His mother is a French immigrant who works as a teacher, and his father a Jamaican immigrant who works as a landscaper. For his work on the Orange board, he said, he’ll apply what he has learned from both, particularly education and water use.

He plans to target, among other things, underserved communities that he said — and many environmentalists agree — often become the first to feel the effects of climate change. He aims to focus on issues such as overdevelopment and areas called “food deserts” that lack affordable and healthy food options. Maybe board members could help with community gardening, he said.

As such, he said, he’ll look to expand his reach beyond soil and water into related social, economic, and environmental issues. The board could be influential in those areas, he said.

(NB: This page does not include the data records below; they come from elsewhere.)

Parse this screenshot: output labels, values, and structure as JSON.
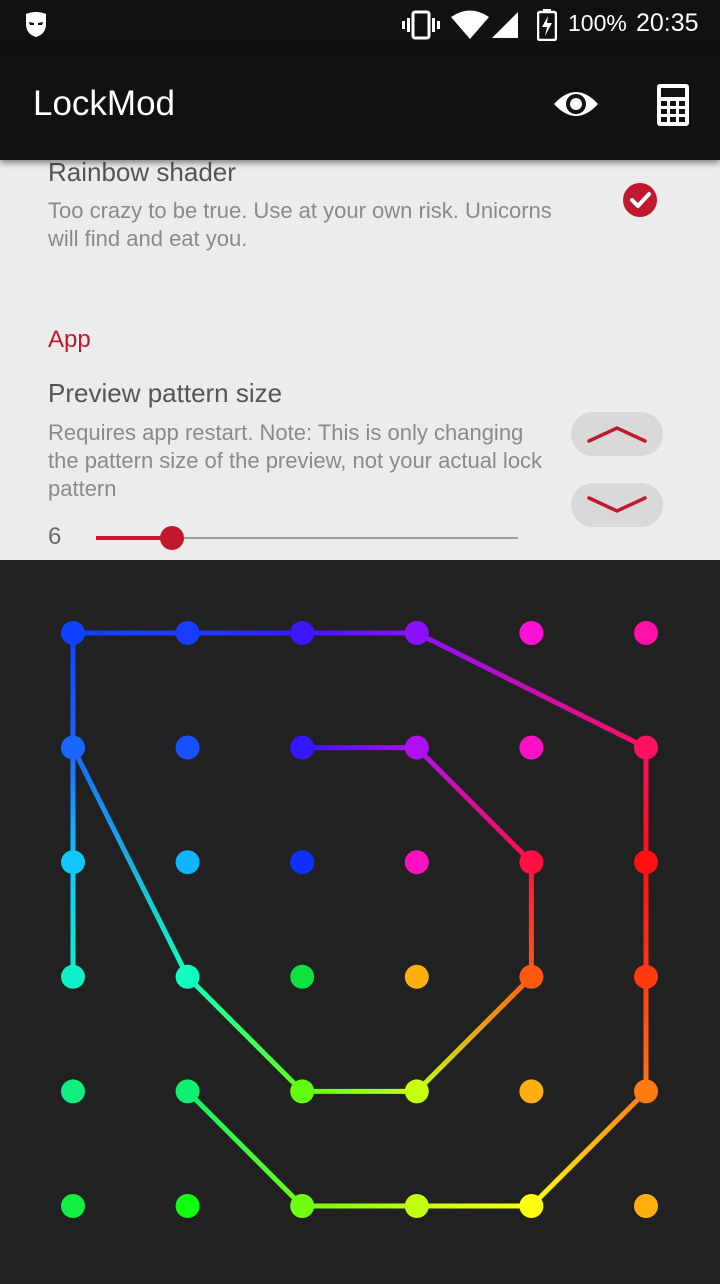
{
  "status_bar": {
    "battery_percent": "100%",
    "time": "20:35",
    "icons": [
      "mask-icon",
      "vibrate-icon",
      "wifi-icon",
      "signal-icon",
      "battery-charging-icon"
    ]
  },
  "app_bar": {
    "title": "LockMod",
    "actions": [
      "eye-icon",
      "calculator-icon"
    ]
  },
  "settings": {
    "rainbow": {
      "title": "Rainbow shader",
      "summary": "Too crazy to be true. Use at your own risk. Unicorns will find and eat you.",
      "checked": true
    },
    "category": "App",
    "preview_size": {
      "title": "Preview pattern size",
      "summary": "Requires app restart. Note: This is only changing the pattern size of the preview, not your actual lock pattern",
      "value": "6",
      "slider_fraction": 0.18
    }
  },
  "colors": {
    "accent": "#c0192d",
    "toolbar": "#111111",
    "settings_bg": "#ececec",
    "pattern_bg": "#212121"
  },
  "pattern": {
    "grid_size": 6,
    "dot_colors": [
      [
        "#1040ff",
        "#1a3cff",
        "#3d16ff",
        "#8a10ff",
        "#ff10d6",
        "#ff10a8"
      ],
      [
        "#1a66ff",
        "#1650ff",
        "#3318ff",
        "#b010f0",
        "#ff10c4",
        "#ff1060"
      ],
      [
        "#10c8ff",
        "#10b4ff",
        "#1030ff",
        "#ff10c0",
        "#ff1040",
        "#ff1010"
      ],
      [
        "#10f0c8",
        "#10ffc0",
        "#10e040",
        "#ffb010",
        "#ff5a10",
        "#ff3a10"
      ],
      [
        "#10f080",
        "#10f070",
        "#60ff10",
        "#c8ff10",
        "#ffb010",
        "#ff7a10"
      ],
      [
        "#10f040",
        "#10ff10",
        "#70ff10",
        "#c0ff10",
        "#ffff10",
        "#ffb010"
      ]
    ],
    "path": [
      [
        0,
        4
      ],
      [
        1,
        4
      ],
      [
        2,
        3
      ],
      [
        2,
        2
      ],
      [
        3,
        2
      ],
      [
        3,
        1
      ],
      [
        2,
        1
      ],
      [
        1,
        0
      ],
      [
        0,
        0
      ],
      [
        0,
        1
      ],
      [
        0,
        2
      ],
      [
        0,
        3
      ],
      [
        1,
        5
      ],
      [
        2,
        5
      ],
      [
        3,
        5
      ],
      [
        4,
        5
      ],
      [
        5,
        4
      ],
      [
        5,
        3
      ],
      [
        5,
        2
      ],
      [
        5,
        1
      ],
      [
        5,
        0
      ],
      [
        4,
        0
      ]
    ],
    "path_segments": [
      [
        [
          0,
          3
        ],
        [
          0,
          0
        ],
        [
          0,
          1
        ],
        [
          0,
          2
        ],
        [
          0,
          3
        ]
      ],
      [
        [
          2,
          1
        ],
        [
          3,
          1
        ],
        [
          4,
          2
        ],
        [
          4,
          3
        ],
        [
          3,
          4
        ],
        [
          2,
          4
        ],
        [
          1,
          3
        ],
        [
          0,
          1
        ],
        [
          0,
          0
        ],
        [
          1,
          0
        ],
        [
          2,
          0
        ],
        [
          3,
          0
        ],
        [
          5,
          1
        ],
        [
          5,
          2
        ],
        [
          5,
          3
        ],
        [
          5,
          4
        ],
        [
          4,
          5
        ],
        [
          3,
          5
        ],
        [
          2,
          5
        ],
        [
          1,
          4
        ]
      ]
    ]
  }
}
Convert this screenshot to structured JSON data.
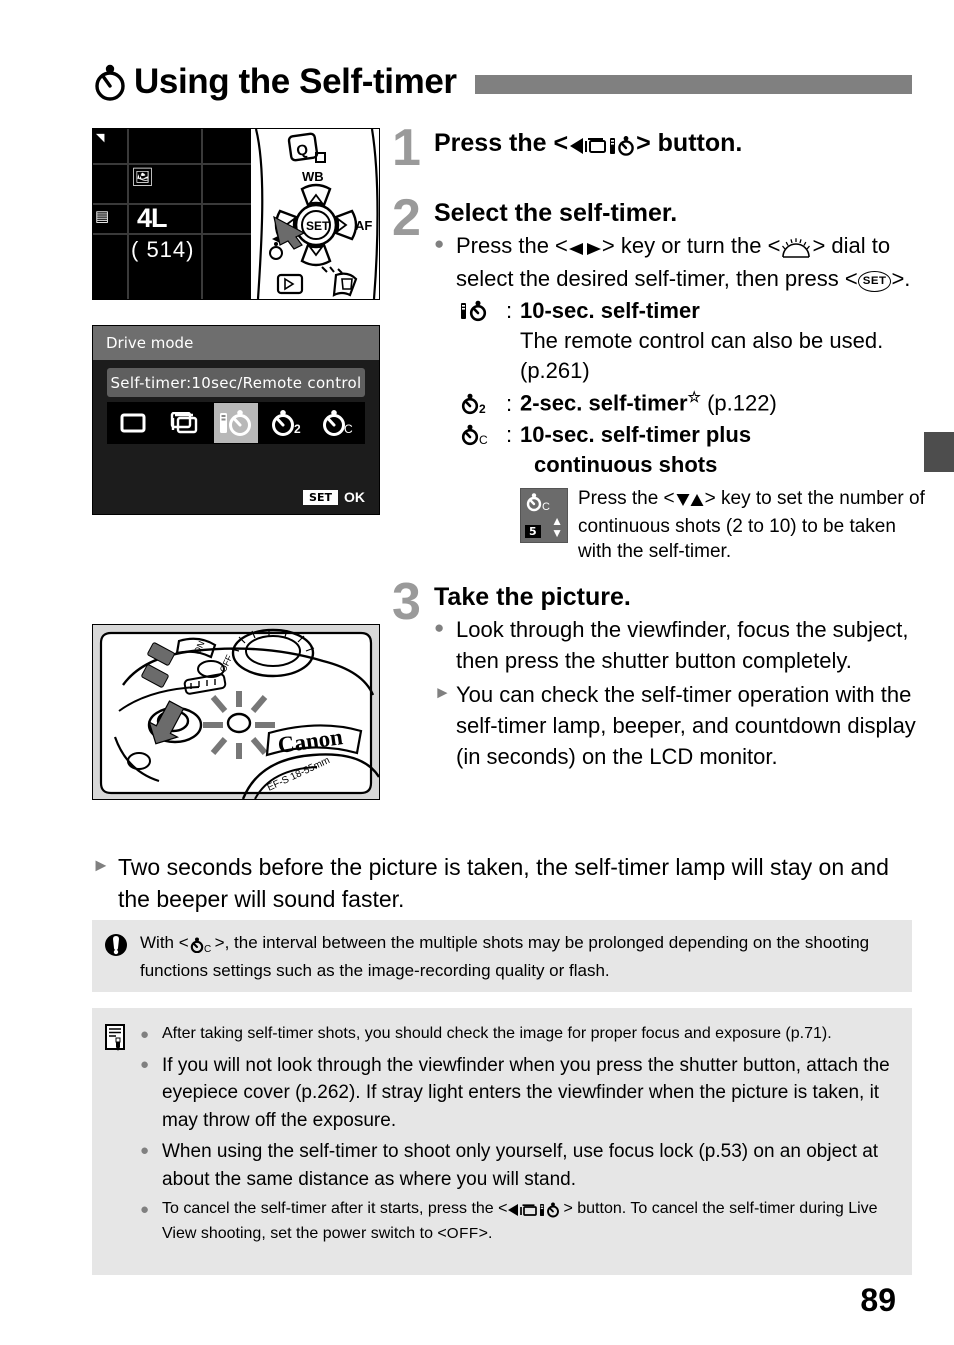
{
  "page": {
    "number": "89",
    "title": "Using the Self-timer",
    "title_icon": "self-timer-icon"
  },
  "figures": {
    "lcd_settings": {
      "name": "shooting-settings-screen",
      "quality": "4L",
      "shots_remaining": "( 514)",
      "pad_labels": {
        "wb": "WB",
        "af": "AF",
        "set": "SET",
        "q": "Q"
      }
    },
    "drive_menu": {
      "name": "drive-mode-screen",
      "header": "Drive mode",
      "selected_label": "Self-timer:10sec/Remote control",
      "items": [
        {
          "icon": "single-shooting-icon",
          "glyph": "▭",
          "selected": false
        },
        {
          "icon": "continuous-shooting-icon",
          "glyph": "⧉",
          "selected": false
        },
        {
          "icon": "self-timer-10sec-remote-icon",
          "glyph": "⏱",
          "selected": true
        },
        {
          "icon": "self-timer-2sec-icon",
          "glyph": "⏱₂",
          "selected": false
        },
        {
          "icon": "self-timer-continuous-icon",
          "glyph": "⏱C",
          "selected": false
        }
      ],
      "set_chip": "SET",
      "ok_label": "OK"
    },
    "camera": {
      "name": "camera-shutter-button-photo",
      "brand": "Canon",
      "lens": "EF-S 18-55mm"
    }
  },
  "steps": [
    {
      "number": "1",
      "heading_prefix": "Press the <",
      "heading_icon": "drive-mode-self-timer-button-icon",
      "heading_suffix": "> button.",
      "heading_plain": "Press the <◀ Drive/Self-timer> button."
    },
    {
      "number": "2",
      "heading": "Select the self-timer.",
      "bullets": [
        {
          "marker": "dot",
          "text_parts": [
            "Press the <",
            "◀▶",
            "> key or turn the <",
            "main-dial",
            "> dial to select the desired self-timer, then press <",
            "SET",
            ">."
          ]
        }
      ],
      "options": [
        {
          "icon": "self-timer-10sec-remote-icon",
          "label": "10-sec. self-timer",
          "sub": "The remote control can also be used. (p.261)"
        },
        {
          "icon": "self-timer-2sec-icon",
          "label": "2-sec. self-timer",
          "star": "☆",
          "page_ref": "(p.122)"
        },
        {
          "icon": "self-timer-continuous-icon",
          "label": "10-sec. self-timer plus",
          "label2": "continuous shots"
        }
      ],
      "subnote": {
        "fig_icon": "self-timer-continuous-count-icon",
        "fig_count": "5",
        "text_prefix": "Press the <",
        "text_keys": "▲▼",
        "text_suffix": "> key to set the number of continuous shots (2 to 10) to be taken with the self-timer."
      }
    },
    {
      "number": "3",
      "heading": "Take the picture.",
      "bullets": [
        {
          "marker": "dot",
          "text": "Look through the viewfinder, focus the subject, then press the shutter button completely."
        },
        {
          "marker": "triangle",
          "text": "You can check the self-timer operation with the self-timer lamp, beeper, and countdown display (in seconds) on the LCD monitor."
        }
      ]
    }
  ],
  "wide_note": {
    "marker": "triangle",
    "text": "Two seconds before the picture is taken, the self-timer lamp will stay on and the beeper will sound faster."
  },
  "caution": {
    "icon": "caution-icon",
    "prefix": "With <",
    "icon_inline": "self-timer-continuous-icon",
    "suffix": ">, the interval between the multiple shots may be prolonged depending on the shooting functions settings such as the image-recording quality or flash."
  },
  "notes": {
    "icon": "note-pencil-icon",
    "items": [
      {
        "size": "small",
        "text": "After taking self-timer shots, you should check the image for proper focus and exposure (p.71)."
      },
      {
        "size": "big",
        "text": "If you will not look through the viewfinder when you press the shutter button, attach the eyepiece cover (p.262). If stray light enters the viewfinder when the picture is taken, it may throw off the exposure."
      },
      {
        "size": "big",
        "text": "When using the self-timer to shoot only yourself, use focus lock (p.53) on an object at about the same distance as where you will stand."
      },
      {
        "size": "small",
        "prefix": "To cancel the self-timer after it starts, press the <",
        "icon_inline": "drive-mode-self-timer-button-icon",
        "mid": "> button. To cancel the self-timer during Live View shooting, set the power switch to <",
        "off_label": "OFF",
        "suffix": ">."
      }
    ]
  },
  "colors": {
    "header_bar": "#808080",
    "step_number": "#9a9a9a",
    "box_bg": "#e6e6e6",
    "edge_tab": "#4d4d4d"
  }
}
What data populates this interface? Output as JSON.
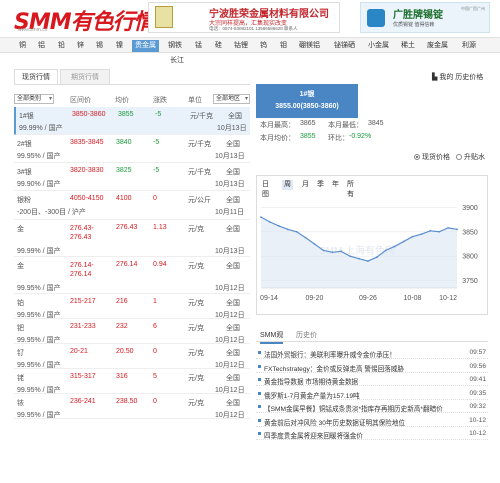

He also wants to inspire and promote charter amendments such ones that Orange County voters approved this week. Voters blocked a road extension that would have affected a section of Split Oak Forest, a nature preserve in Orange and Osceola counties. An Osceola County lawsuit is pending. In another charter amendment, voters approved protection of Orange County’s natural rivers from polluters and established residents’s right to clean water.

Douglas touts a model of education, resolution, and coalition building with school boards, state legislators, and municipal commissions. He said he’ll thereby work on “going into the community and educating people on why this is a big issue in their communities — agitating them about it, getting them more active and engaged to know how this is impacting them personally.”

Some see the soil and water boards as stepping stones to high political office. For example, departing Orange Soil and Water Conservation District supervisor Daisy Morales this week won election to Florida House District 48. Asked whether he had such plans, Douglas said, "I'm just focused on this role. I don't really have any plans beyond that."

Regardless, as a young Black man, "I think it's good to have more diversity" in public office, he said. "Younger people in office could push us to a new generation of leadership."